È importante sottolineare che la pagella può essere considerata semplicemente uno strumento: un supporto particolare che l’insegnante e il genitore possono utilizzare in vista della realizzazione di un progetto di respiro più ampio (il benessere e l’apprendimento del bambino). La pagella non ha un fine di per sé. Lo scopo della valutazione non è la valutazione stessa, la realizzazione di un programma autoreferenziato e rigido, al fine di fornire una serie di dati che rispondono a determinati requisiti metodologici.

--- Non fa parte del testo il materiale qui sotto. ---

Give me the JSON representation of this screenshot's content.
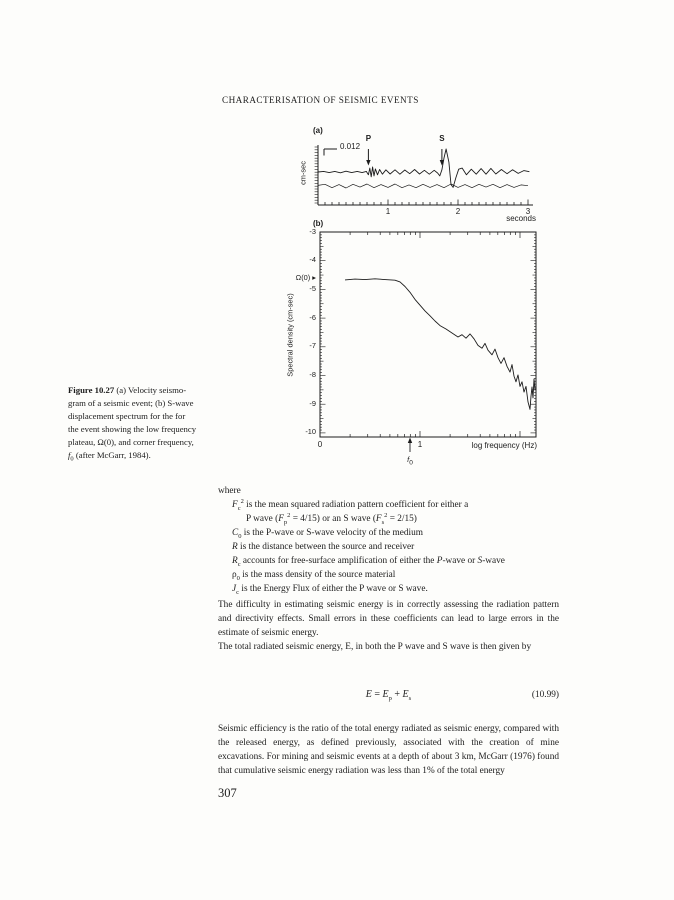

Per l’insegnante un’opportunità di essere maestro
La pagella è piuttosto un’opportunità per l’insegnante di osservare la realtà che ha di fronte. Osservarla con uno sguardo depurato dall’ovvietà, attraverso una rilettura della realtà che lasci spazio alla scoperta. Ce lo spiega bene Beppe Sebaste nel suo libro Porte senza porta:
"Per dirlo subito in una frase, maestro è colui che indica il cammino del ritorno a sé. Colui che aiuta a ritornare a casa. Tornare a casa significa diventare ciò che si è. L’ educazione di un maestro consiste quindi nel restituire qualcun altro da un’esistenza inautentica a un’esistenza autentica… Il maestro di cui si parla in questo libro rimanda quindi a una figura non inaccessibile di educatore. Non tanto chi insegna una determinata tecnica, o arte, e neppure chi insegna ‘qualcosa’. Perché il maestro non insegna, educa; educa insegnando. Egli trasmette un insegnamento che consente al discepolo di diventare a sua volta ‘maestro’: maestro di se stesso. È quindi maestro quell’insegnante che eccede se stesso e il proprio ruolo, che ha saputo operare una risoluzione e un distacco dal proprio ego.
Il maestro, quale che sia e quando che sia, se è un maestro, è colui che restituisce il discepolo a se stesso e alla sua condizione di autenticità, attraverso trasformazioni ed elaborazioni di pensiero, perché si sa che – per quanto possa risultare incredibile – per diventare se stessi occorre inventarsi”.